Long-term health impacts can’t be compensated, even with higher earnings and despite employers attempting to do so.
This does not mean that sectors with higher industries are not demanding, but workers recouped with more money.
Anxiety and Earnings
Despite what many may believe, we can possess both happiness in our lives and anxiety together, they do not cancel each other out.
As wages increase, many industries reported an increase in anxiety levels, including retail, manufacturing and education. In fact, almost all industries who reported higher happiness levels alongside higher earnings reported higher anxiety levels.
We can hypothesis that as wages increase, so does responsibility. Even the most experienced staff members can mentally suffer from increasing authority and it can take its toll on our mental health.
Could this be down to more money before poured into wages and less into staff training that could ease this anxiety with more knowledge?
The report also revealed that health and social work has the lowest correlation between the two. This is an industry that is notorious with high anxiety levels and extreme cases of poor mental health.
However, as wages increase, anxiety does not. Perhaps this could be that with experience comes a better means of coping.
Anxiety and Living Comfortably
Living comfortably does not always mean high wage levels, rather the employee is earning enough to not be struggling with their financial commitments.
65% of those living comfortably reported high levels of anxiety and 90% of those who are completely satisfied with their earning reported the same.
Again, this is most likely down to job responsibilities increasing with wage and causing these issues. Overall, the more satisfied employees are with wages, the worse their mental health becomes.
Bonuses and Happiness
Bonuses are offered through the working world to boost staff morale and increase productivity. But employers may be shocked to find that the outcome from bonuses is not always what they are striving for.
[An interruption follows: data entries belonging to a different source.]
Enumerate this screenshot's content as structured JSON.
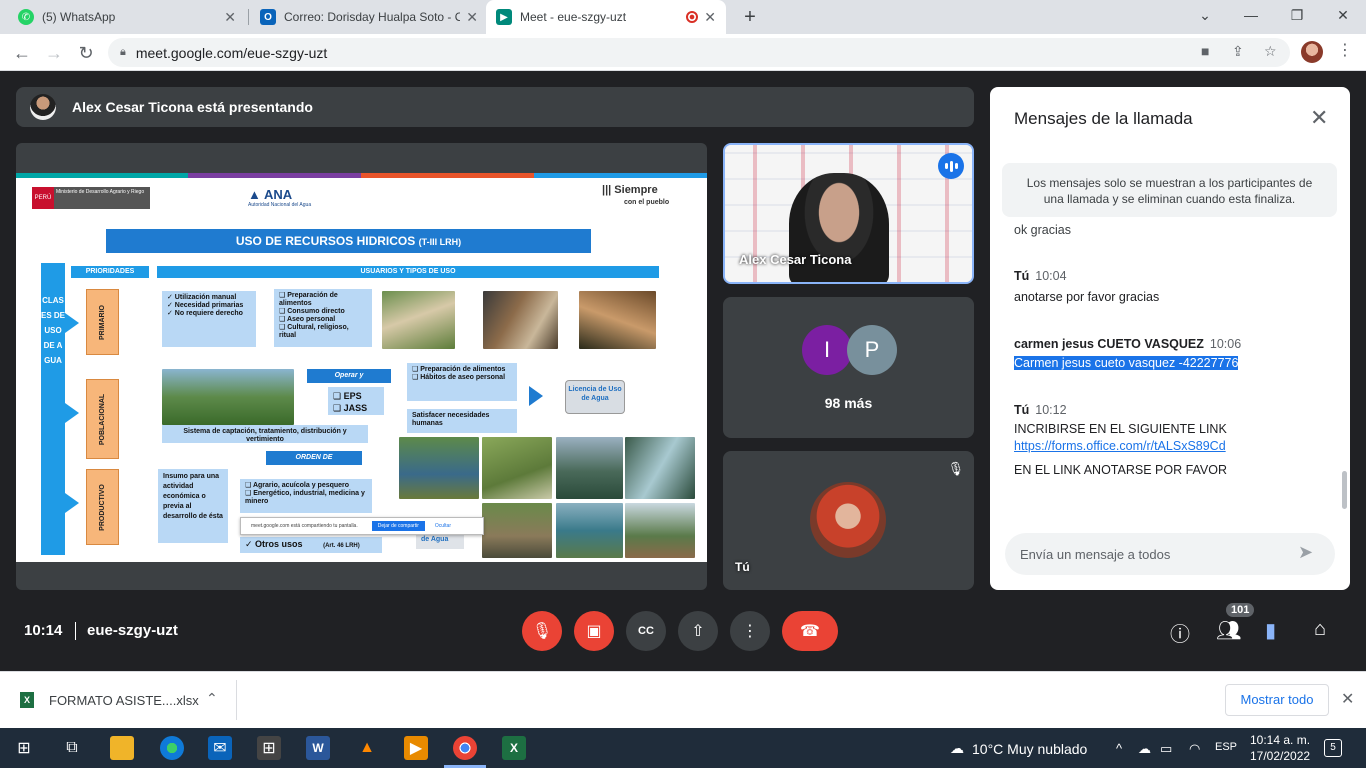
{
  "browser": {
    "tabs": [
      {
        "title": "(5) WhatsApp",
        "favicon": "whatsapp-icon",
        "color": "#25d366"
      },
      {
        "title": "Correo: Dorisday Hualpa Soto - O",
        "favicon": "outlook-icon",
        "color": "#0a64ba"
      },
      {
        "title": "Meet - eue-szgy-uzt",
        "favicon": "meet-icon",
        "color": "#00897b"
      }
    ],
    "url": "meet.google.com/eue-szgy-uzt"
  },
  "meet": {
    "presenter_text": "Alex Cesar Ticona está presentando",
    "slide": {
      "title": "USO DE RECURSOS HIDRICOS",
      "title_small": "(T-III LRH)",
      "prioridades": "PRIORIDADES",
      "usuarios": "USUARIOS Y TIPOS DE USO",
      "clases": "CLASES DE USO DE AGUA",
      "row1": "PRIMARIO",
      "row2": "POBLACIONAL",
      "row3": "PRODUCTIVO",
      "primario_box": "✓ Utilización manual\n✓ Necesidad primarias\n✓ No requiere derecho",
      "primario_uses": "❑ Preparación de alimentos\n❑ Consumo directo\n❑ Aseo personal\n❑ Cultural, religioso, ritual",
      "operar": "Operar y",
      "eps": "❑ EPS",
      "jass": "❑ JASS",
      "pobl_uses": "❑ Preparación de alimentos\n❑ Hábitos de aseo personal",
      "satisfacer": "Satisfacer necesidades humanas",
      "sistema": "Sistema de captación, tratamiento, distribución y vertimiento",
      "licencia": "Licencia de Uso de Agua",
      "orden": "ORDEN DE",
      "insumo": "Insumo para una actividad económica o previa al desarrollo de ésta",
      "prod_uses": "❑ Agrario, acuícola y pesquero\n❑ Energético, industrial, medicina y minero",
      "otros": "✓ Otros usos",
      "art": "(Art. 46 LRH)",
      "de_agua": "de Agua",
      "ministerio": "Ministerio de Desarrollo Agrario y Riego",
      "peru": "PERÚ",
      "ana": "ANA",
      "ana_sub": "Autoridad Nacional del Agua",
      "siempre": "Siempre",
      "siempre_sub": "con el pueblo",
      "toast_text": "meet.google.com está compartiendo tu pantalla.",
      "toast_btn": "Dejar de compartir",
      "toast_hide": "Ocultar"
    },
    "tiles": {
      "alex_name": "Alex Cesar Ticona",
      "p1_initial": "I",
      "p1_color": "#7b1fa2",
      "p2_initial": "P",
      "p2_color": "#78909c",
      "more": "98 más",
      "me": "Tú"
    },
    "time": "10:14",
    "code": "eue-szgy-uzt",
    "participants_count": "101"
  },
  "chat": {
    "title": "Mensajes de la llamada",
    "note": "Los mensajes solo se muestran a los participantes de una llamada y se eliminan cuando esta finaliza.",
    "partial": "ok gracias",
    "messages": [
      {
        "sender": "Tú",
        "time": "10:04",
        "body": "anotarse por favor gracias"
      },
      {
        "sender": "carmen jesus CUETO VASQUEZ",
        "time": "10:06",
        "body": "Carmen jesus cueto vasquez -42227776"
      },
      {
        "sender": "Tú",
        "time": "10:12",
        "body": "INCRIBIRSE EN EL SIGUIENTE LINK",
        "link": "https://forms.office.com/r/tALSxS89Cd",
        "body2": "EN EL LINK ANOTARSE POR FAVOR"
      }
    ],
    "placeholder": "Envía un mensaje a todos"
  },
  "download": {
    "file": "FORMATO ASISTE....xlsx",
    "show_all": "Mostrar todo"
  },
  "taskbar": {
    "weather": "10°C  Muy nublado",
    "lang": "ESP",
    "time": "10:14 a. m.",
    "date": "17/02/2022",
    "notifications": "5"
  }
}
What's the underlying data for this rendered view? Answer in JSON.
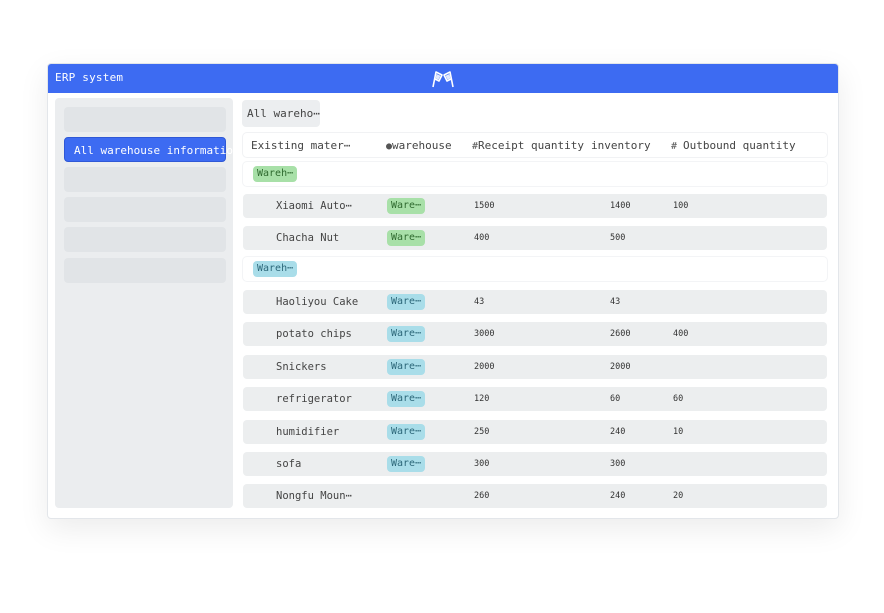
{
  "app": {
    "title": "ERP system",
    "logo_icon": "flags-icon"
  },
  "colors": {
    "accent": "#3d6bf2",
    "tag_green": "#a8e0a8",
    "tag_blue": "#a9dde9"
  },
  "sidebar": {
    "items": [
      {
        "label": ""
      },
      {
        "label": "All warehouse information",
        "active": true
      },
      {
        "label": ""
      },
      {
        "label": ""
      },
      {
        "label": ""
      },
      {
        "label": ""
      }
    ]
  },
  "view": {
    "tab_label": "All wareho⋯"
  },
  "table": {
    "headers": {
      "material": "Existing mater⋯",
      "warehouse": "warehouse",
      "receipt": "Receipt quantity",
      "inventory": "inventory",
      "outbound": "Outbound quantity"
    },
    "groups": [
      {
        "tag": "Wareh⋯",
        "color": "green"
      },
      {
        "tag": "Wareh⋯",
        "color": "blue"
      }
    ],
    "rows": [
      {
        "name": "Xiaomi Auto⋯",
        "warehouse": "Ware⋯",
        "receipt": "1500",
        "inventory": "1400",
        "outbound": "100"
      },
      {
        "name": "Chacha Nut",
        "warehouse": "Ware⋯",
        "receipt": "400",
        "inventory": "500",
        "outbound": ""
      },
      {
        "name": "Haoliyou Cake",
        "warehouse": "Ware⋯",
        "receipt": "43",
        "inventory": "43",
        "outbound": ""
      },
      {
        "name": "potato chips",
        "warehouse": "Ware⋯",
        "receipt": "3000",
        "inventory": "2600",
        "outbound": "400"
      },
      {
        "name": "Snickers",
        "warehouse": "Ware⋯",
        "receipt": "2000",
        "inventory": "2000",
        "outbound": ""
      },
      {
        "name": "refrigerator",
        "warehouse": "Ware⋯",
        "receipt": "120",
        "inventory": "60",
        "outbound": "60"
      },
      {
        "name": "humidifier",
        "warehouse": "Ware⋯",
        "receipt": "250",
        "inventory": "240",
        "outbound": "10"
      },
      {
        "name": "sofa",
        "warehouse": "Ware⋯",
        "receipt": "300",
        "inventory": "300",
        "outbound": ""
      },
      {
        "name": "Nongfu Moun⋯",
        "warehouse": "",
        "receipt": "260",
        "inventory": "240",
        "outbound": "20"
      }
    ]
  }
}
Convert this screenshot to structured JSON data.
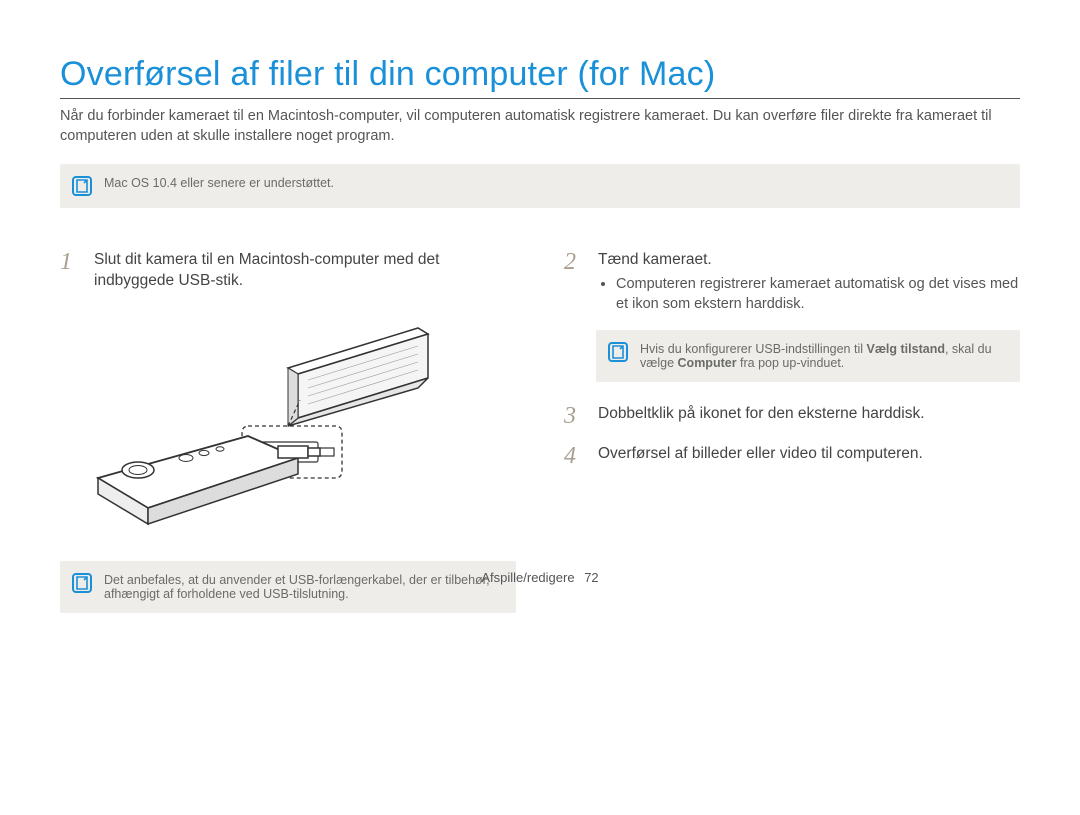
{
  "title": "Overførsel af filer til din computer (for Mac)",
  "intro": "Når du forbinder kameraet til en Macintosh-computer, vil computeren automatisk registrere kameraet. Du kan overføre filer direkte fra kameraet til computeren uden at skulle installere noget program.",
  "top_note": "Mac OS 10.4 eller senere er understøttet.",
  "left": {
    "step1_num": "1",
    "step1_text": "Slut dit kamera til en Macintosh-computer med det indbyggede USB-stik.",
    "bottom_note": "Det anbefales, at du anvender et USB-forlængerkabel, der er tilbehør, afhængigt af forholdene ved USB-tilslutning."
  },
  "right": {
    "step2_num": "2",
    "step2_text": "Tænd kameraet.",
    "step2_bullet": "Computeren registrerer kameraet automatisk og det vises med et ikon som ekstern harddisk.",
    "note_prefix": "Hvis du konfigurerer USB-indstillingen til ",
    "note_bold1": "Vælg tilstand",
    "note_mid": ", skal du vælge ",
    "note_bold2": "Computer",
    "note_suffix": " fra pop up-vinduet.",
    "step3_num": "3",
    "step3_text": "Dobbeltklik på ikonet for den eksterne harddisk.",
    "step4_num": "4",
    "step4_text": "Overførsel af billeder eller video til computeren."
  },
  "footer_label": "Afspille/redigere",
  "footer_page": "72"
}
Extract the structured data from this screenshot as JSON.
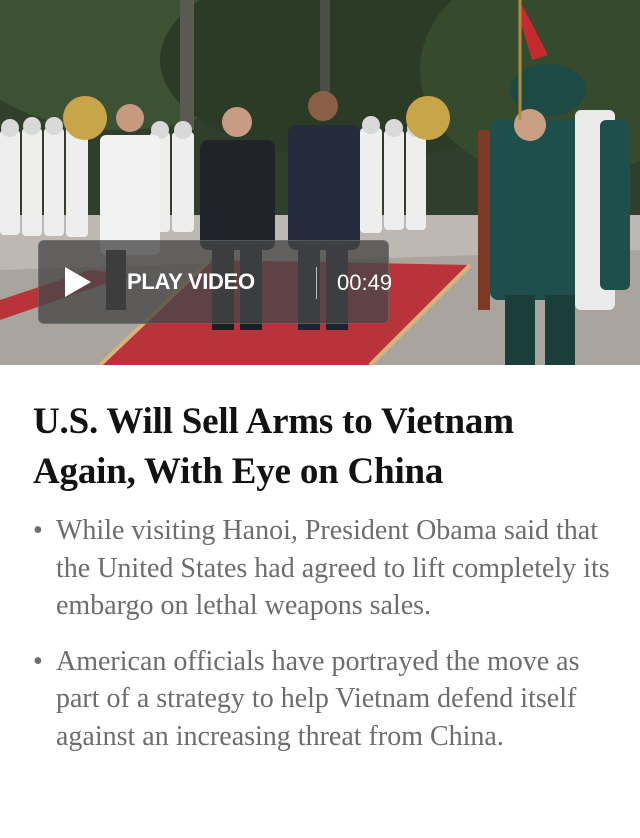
{
  "article": {
    "video": {
      "play_label": "PLAY VIDEO",
      "duration": "00:49"
    },
    "headline": "U.S. Will Sell Arms to Vietnam Again, With Eye on China",
    "summary": [
      "While visiting Hanoi, President Obama said that the United States had agreed to lift completely its embargo on lethal weapons sales.",
      "American officials have portrayed the move as part of a strategy to help Vietnam defend itself against an increasing threat from China."
    ]
  },
  "colors": {
    "headline": "#121212",
    "summary_text": "#6d6d6d",
    "carpet": "#b8333a",
    "uniform_white": "#eeeeee",
    "uniform_green": "#1f4f4a",
    "foliage": "#314529"
  }
}
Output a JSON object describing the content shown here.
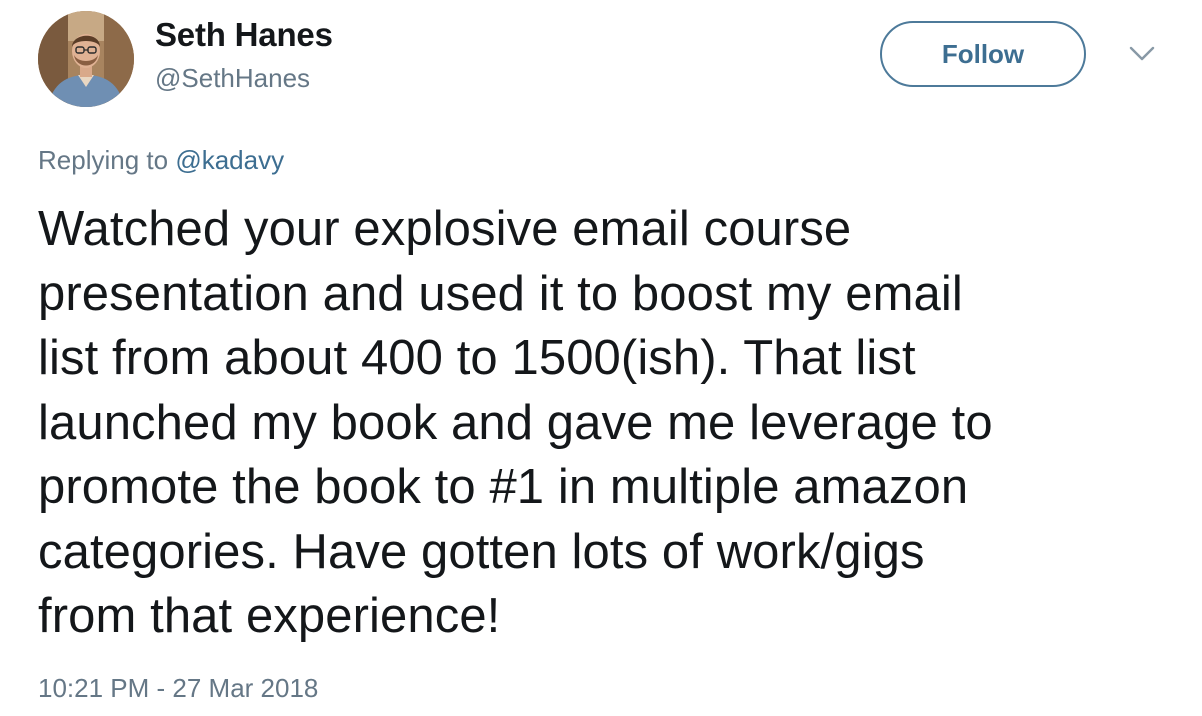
{
  "author": {
    "name": "Seth Hanes",
    "handle": "@SethHanes"
  },
  "follow_button": {
    "label": "Follow"
  },
  "menu": {
    "icon": "chevron-down-icon"
  },
  "reply": {
    "prefix": "Replying to",
    "mention": "@kadavy"
  },
  "tweet": {
    "lines": [
      "Watched your explosive email course",
      "presentation and used it to boost my email",
      "list from about 400 to 1500(ish). That list",
      "launched my book and gave me leverage to",
      "promote the book to #1 in multiple amazon",
      "categories. Have gotten lots of work/gigs",
      "from that experience!"
    ],
    "timestamp": "10:21 PM - 27 Mar 2018"
  },
  "colors": {
    "text": "#14171a",
    "secondary": "#657786",
    "accent": "#3d6e91"
  }
}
There was very little correlation between bonuses and happiness levels within the study. The highest correlation was just 41% in the construction industry.
Most bonuses are performance-related, employees often have to push themselves to meet targets to achieve this and often the outcome does not justify the means. It could also be down to the sum of the bonus not justify enough for a change in attitude.
Income Satisfaction and Happiness
We don’t have to be on an extravagant wage to have income satisfaction, even those on a modest salary can be satisfied with what they are paid. This is all relative to the amount of skill and effort put into a role and the pay that is rewarded for it.
Industries with the largest correlation between income satisfaction and happiness were almost identical to those who reported higher weekly earnings and their correlation with happiness levels.
Retail, trade and repairs came on top once again at 88%, while mining and quarrying were bottom with 9%. Again, this is most likely due to the poor working conditions of the sector.
Overall, we can see that money can bring happiness, but only within certain sectors. If we want to increase our wages, we must be prepared to take on higher levels of anxiety and sacrifice our mental health to some extent.
To be fully satisfied with our income, stress levels will increase and even though we may be able to live comfortably, we could struggle to enjoy this due to increasing pressure in the workplace.